Лодыженко стоял возле двери до тех пор, пока чуть ссутуленная фигура Молокана, повернувшая к черному ходу, не скрылась за углом коридора. Умар-Гулям, улыбаясь, посматривал то на Лодыженко, то вслед Молокану.

Окно из палаты Лодыженко выходило не на ту сторону, куда пошел Молокан. Но он долго вглядывался в темноту, прислонившись лицом к приятно охлаждающему стеклу. Потом вздохнул, сел и через минуту стал дописывать письмо.

«Только что был у меня чудаковатый Вася Молокан. Его разыскивают, чтобы арестовать. Он дал мне слово, что явится туда, но я уверен, что Молокана теперь уж и ветер не нагонит.

Привет. Завтра, может быть, еще кое-что припомню и напишу. Не забудь попросить Храпкова.

Больница в Советской степи.

Твой Семен».

IX

Закрытие обители мазар Дыхана по неизвестным причинам откладывалось и затягивалось. Иностранная печать даже стала хвастаться, что большевики испугались угроз Мекки и Рима, решили не трогать обитель. В какой-то степени это успокоило многих людей, которые во всяких решительных действиях усматривали поспешность и напрасное «озлобление кишлаков».
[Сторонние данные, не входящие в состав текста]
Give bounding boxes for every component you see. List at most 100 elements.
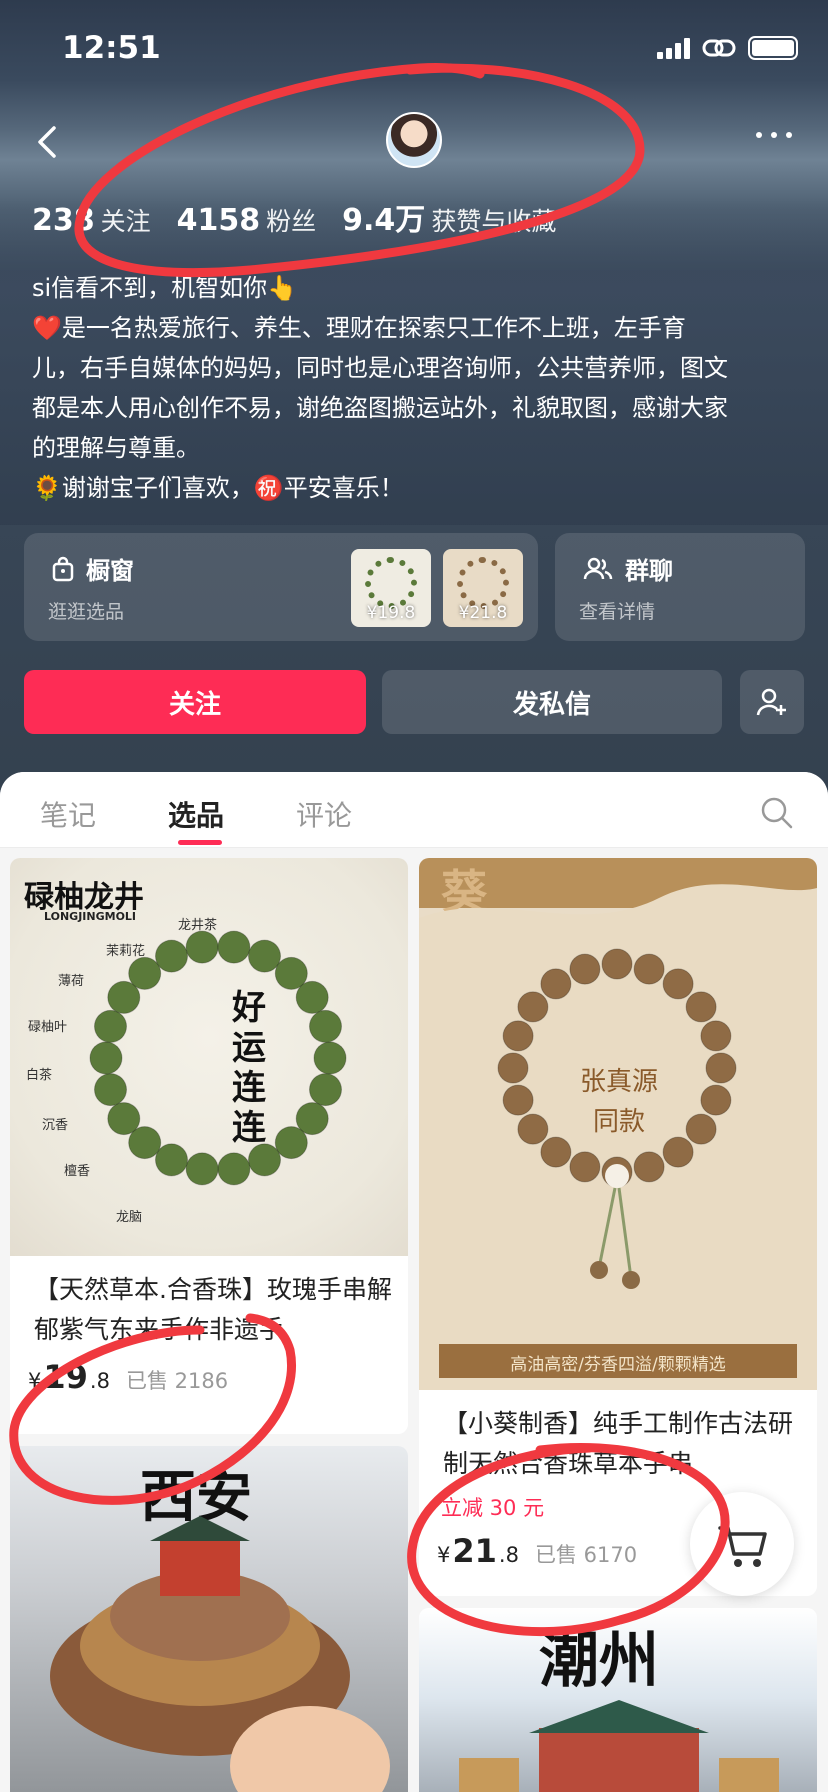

Саид-Али нервничал. Он уже четыре раза исправлял тезисы своего выступления на этом торжестве и очень сожалел, что поторопился рассказать кое-кому из знакомых о своем участии. Ему казалось, что они пристально глядели при встрече на него, не скрывали иронии, а может быть, и издевки над его опрометчивостью.

— Я еще тогда говорил, что ваше предложение преждевременно, — намекали ему иные. — Оно, конечно, выглядит очень лево, эффектно, да… и не совсем политически оправдано.